A investigação revelou que o juiz e o policial não identificado “se envolveram em conduta sexual no gabinete do juiz, ao alcance da voz dos funcionários durante o horário comercial”. (Getty/iStock)

Ao decidir conduzir reprimendas privadas e manter os nomes dos juízes confidenciais, o comité disse acreditar que os juízes se retrataram das suas declarações falsas. A comissão concluiu também que era pouco provável que os juízes voltassem a cometer uma má conduta semelhante, observando que tinham terminado a sua relação e se comprometeram a evitar incidentes político-partidários no futuro. Além disso, a comissão reconheceu que o juiz “de outra forma prestou um serviço exemplar ao Tribunal”.

“Embora o Comité Seleto esteja profundamente preocupado com a conduta do juiz, o juiz envolvido demonstrou uma forte propensão para a reabilitação e continua a servir o judiciário diligentemente”, afirmou o relatório do comité.

No entanto, a penalidade gerou críticas.

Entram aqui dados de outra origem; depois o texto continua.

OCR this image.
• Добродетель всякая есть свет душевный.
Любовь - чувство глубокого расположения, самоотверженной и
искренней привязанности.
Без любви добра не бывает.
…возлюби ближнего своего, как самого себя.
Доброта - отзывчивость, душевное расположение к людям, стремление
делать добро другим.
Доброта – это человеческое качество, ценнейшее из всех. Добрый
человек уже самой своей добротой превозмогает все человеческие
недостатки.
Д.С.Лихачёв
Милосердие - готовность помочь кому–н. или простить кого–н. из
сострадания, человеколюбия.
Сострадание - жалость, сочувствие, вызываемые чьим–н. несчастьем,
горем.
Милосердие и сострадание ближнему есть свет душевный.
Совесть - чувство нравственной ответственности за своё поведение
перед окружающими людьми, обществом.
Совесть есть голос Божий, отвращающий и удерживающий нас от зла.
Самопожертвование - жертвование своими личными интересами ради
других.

Lester Tate, um advogado que frequentemente defende juízes da Geórgia que enfrentam acusações de má conduta, descreveu o resultado como “um tapa na cara”.

“Estou chocado que este juiz não tenha sido punido mais severamente pelas falsas declarações que fez durante o curso da investigação”, comentou Tate, enfatizando o seu conselho aos clientes para sempre dizerem a verdade.

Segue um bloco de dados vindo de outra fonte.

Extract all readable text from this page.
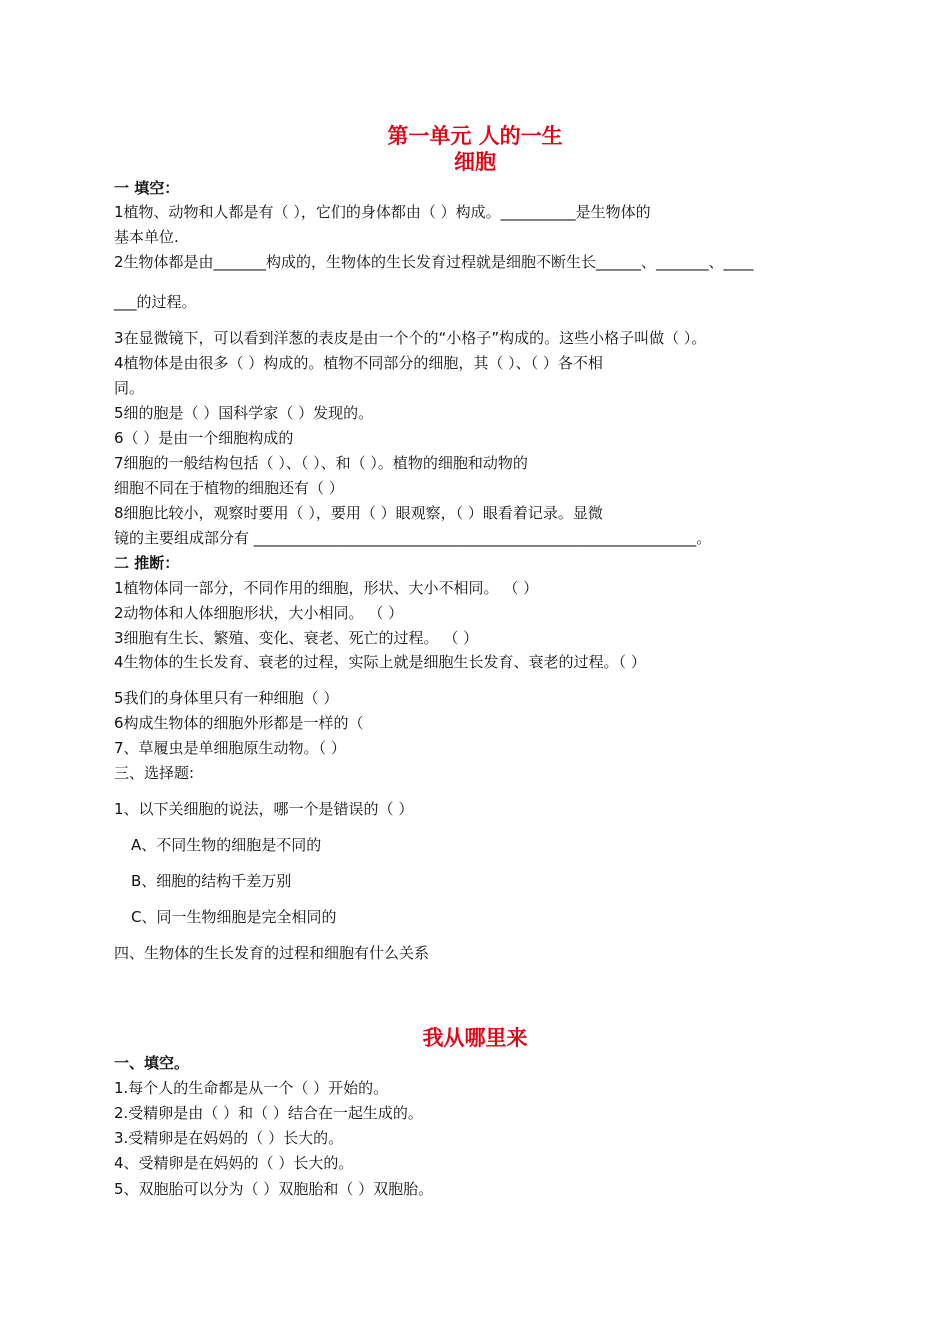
第一单元 人的一生
细胞
一 填空：
1植物、动物和人都是有（ ），它们的身体都由（ ）构成。__________是生物体的
基本单位.
2生物体都是由_______构成的，生物体的生长发育过程就是细胞不断生长______、_______、____
___的过程。
3在显微镜下，可以看到洋葱的表皮是由一个个的“小格子”构成的。这些小格子叫做（ ）。
4植物体是由很多（ ）构成的。植物不同部分的细胞，其（ ）、（ ）各不相
同。
5细的胞是（ ）国科学家（ ）发现的。
6（ ）是由一个细胞构成的
7细胞的一般结构包括（ ）、（ ）、和（ ）。植物的细胞和动物的
细胞不同在于植物的细胞还有（ ）
8细胞比较小，观察时要用（ ），要用（ ）眼观察，（ ）眼看着记录。显微
镜的主要组成部分有 ___________________________________________________________。
二 推断：
1植物体同一部分，不同作用的细胞，形状、大小不相同。 （ ）
2动物体和人体细胞形状，大小相同。 （ ）
3细胞有生长、繁殖、变化、衰老、死亡的过程。 （ ）
4生物体的生长发育、衰老的过程，实际上就是细胞生长发育、衰老的过程。（ ）
5我们的身体里只有一种细胞（ ）
6构成生物体的细胞外形都是一样的（
7、草履虫是单细胞原生动物。（ ）
三、选择题:
1、以下关细胞的说法，哪一个是错误的（ ）
A、不同生物的细胞是不同的
B、细胞的结构千差万别
C、同一生物细胞是完全相同的
四、生物体的生长发育的过程和细胞有什么关系
我从哪里来
一、填空。
1.每个人的生命都是从一个（ ）开始的。
2.受精卵是由（ ）和（ ）结合在一起生成的。
3.受精卵是在妈妈的（ ）长大的。
4、受精卵是在妈妈的（ ）长大的。
5、双胞胎可以分为（ ）双胞胎和（ ）双胞胎。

Acrescentou que uma pessoa nomeada vitaliciamente para julgar os outros deve ser honesta sobre as suas próprias deficiências e sugeriu que, em tais casos, seria apropriado “ser culpado por um pequeno desprezo público”.

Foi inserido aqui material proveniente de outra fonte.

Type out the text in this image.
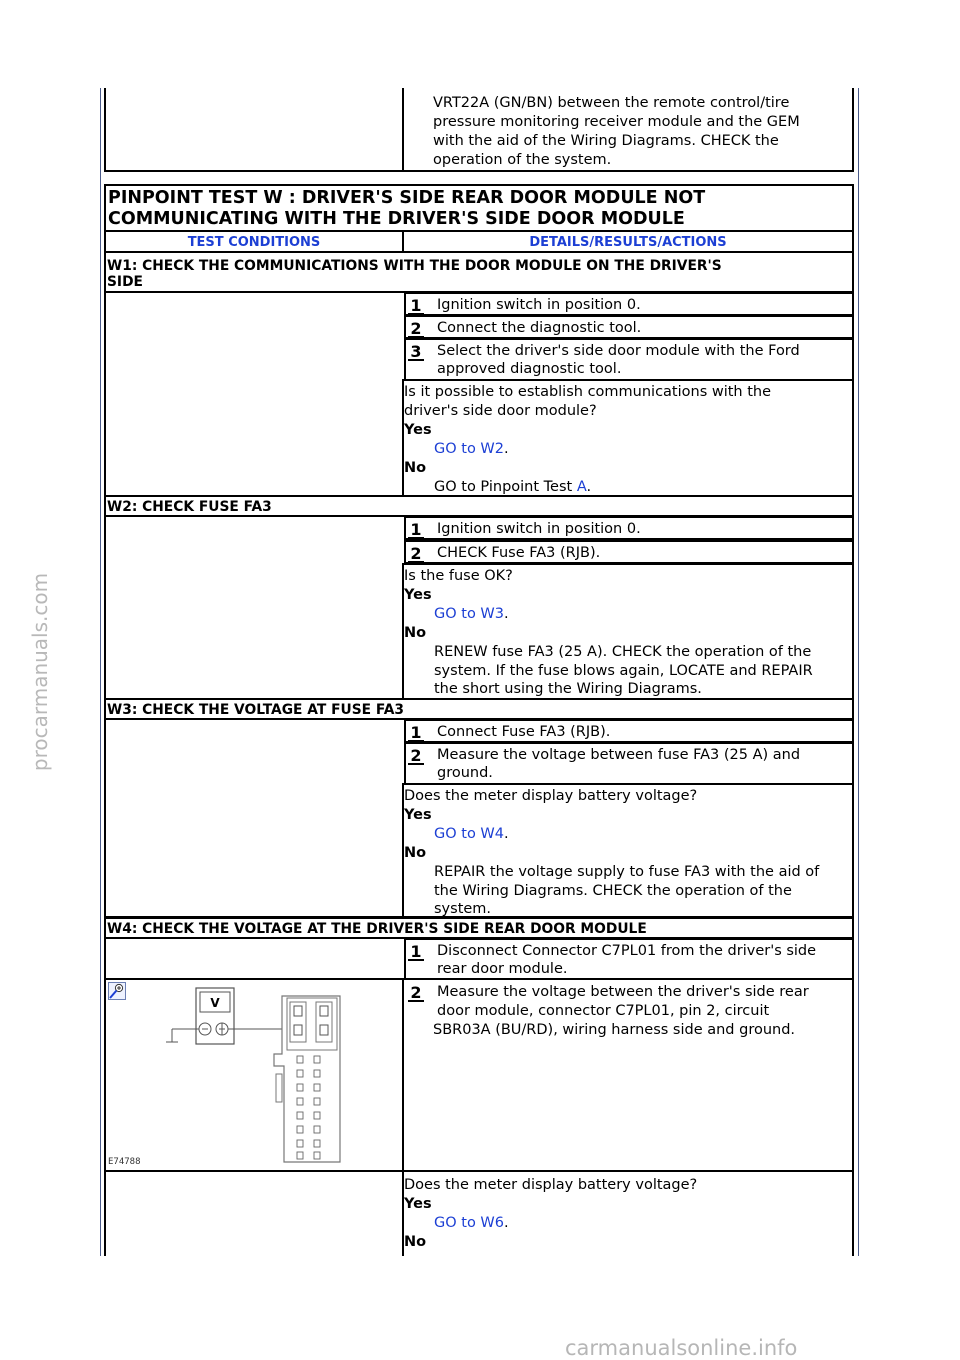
VRT22A (GN/BN) between the remote control/tire
pressure monitoring receiver module and the GEM
with the aid of the Wiring Diagrams. CHECK the
operation of the system.
PINPOINT TEST W : DRIVER'S SIDE REAR DOOR MODULE NOT
COMMUNICATING WITH THE DRIVER'S SIDE DOOR MODULE
TEST CONDITIONS	DETAILS/RESULTS/ACTIONS
W1: CHECK THE COMMUNICATIONS WITH THE DOOR MODULE ON THE DRIVER'S
SIDE
1 Ignition switch in position 0.
2 Connect the diagnostic tool.
3 Select the driver's side door module with the Ford
approved diagnostic tool.
Is it possible to establish communications with the
driver's side door module?
Yes
GO to W2.
No
GO to Pinpoint Test A.
W2: CHECK FUSE FA3
1 Ignition switch in position 0.
2 CHECK Fuse FA3 (RJB).
Is the fuse OK?
Yes
GO to W3.
No
RENEW fuse FA3 (25 A). CHECK the operation of the
system. If the fuse blows again, LOCATE and REPAIR
the short using the Wiring Diagrams.
W3: CHECK THE VOLTAGE AT FUSE FA3
1 Connect Fuse FA3 (RJB).
2 Measure the voltage between fuse FA3 (25 A) and
ground.
Does the meter display battery voltage?
Yes
GO to W4.
No
REPAIR the voltage supply to fuse FA3 with the aid of
the Wiring Diagrams. CHECK the operation of the
system.
W4: CHECK THE VOLTAGE AT THE DRIVER'S SIDE REAR DOOR MODULE
1 Disconnect Connector C7PL01 from the driver's side
rear door module.
V
E74788
2 Measure the voltage between the driver's side rear
door module, connector C7PL01, pin 2, circuit
SBR03A (BU/RD), wiring harness side and ground.
Does the meter display battery voltage?
Yes
GO to W6.
No
procarmanuals.com
carmanualsonline.info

A investigação começou quando um dos assistentes jurídicos do juiz relatou que o juiz havia se envolvido em conduta sexual com um policial em seu escritório em diversas ocasiões. Houve também alegações de que o juiz não supervisionou adequadamente os funcionários e, num caso, gritou e xingou os funcionários.

O juiz-chefe do Décimo Primeiro Circuito, William Pryor, pediu ao juiz que respondesse às acusações (Getty)

O juiz-chefe do Décimo Primeiro Circuito, William Pryor, pediu ao juiz que respondesse às acusações. O juiz respondeu no mesmo dia, “negando inequivocamente” cada alegação, e especulou em um e-mail de acompanhamento que o secretário jurídico pode ter fabricado as alegações em retaliação por ter sido convidado a trabalhar no escritório.

Posteriormente, Pryor nomeou um comitê especial para investigar.

A análise dos registros e imagens de segurança feita pelo comitê confirmou que um policial visitava frequentemente o gabinete do juiz durante o horário de almoço. Seis funcionários se lembraram de ter visto alguém que correspondia à descrição do policial, e três se lembraram de ter ouvido “possivelmente um ato sexual” no gabinete do juiz.

Três funcionários também relataram um incidente em que um juiz se recusou a almoçar com um estagiário de verão em seu primeiro dia, admitindo que eles haviam “bebido muitos martinis na noite anterior na festa da vitória nas primárias de um amigo promotor público”.

O escrivão descreveu uma “cultura da casca de ovo” e observou que os juízes “raramente fazem modificações substanciais nas ordens civis redigidas pelos escrivães”, embora o conselho não tenha encontrado provas de abuso.

O juiz acabou admitindo ter uma relação sexual extraconjugal com o policial, mas negou as acusações de abuso de funcionários, segundo a comissão.

Eles reconheceram ter participado de uma “festa” para ex-funcionários do Ministério Público, mas insistiram que ela aconteceu em uma sala separada da festa da vitória.

Como parte da resolução, os juízes concordaram em escrever cartas de desculpas a seis ex-funcionários jurídicos, recusar o cargo de juiz-chefe do distrito quando elegível e abster-se de servir em quaisquer comissões da Conferência Judicial.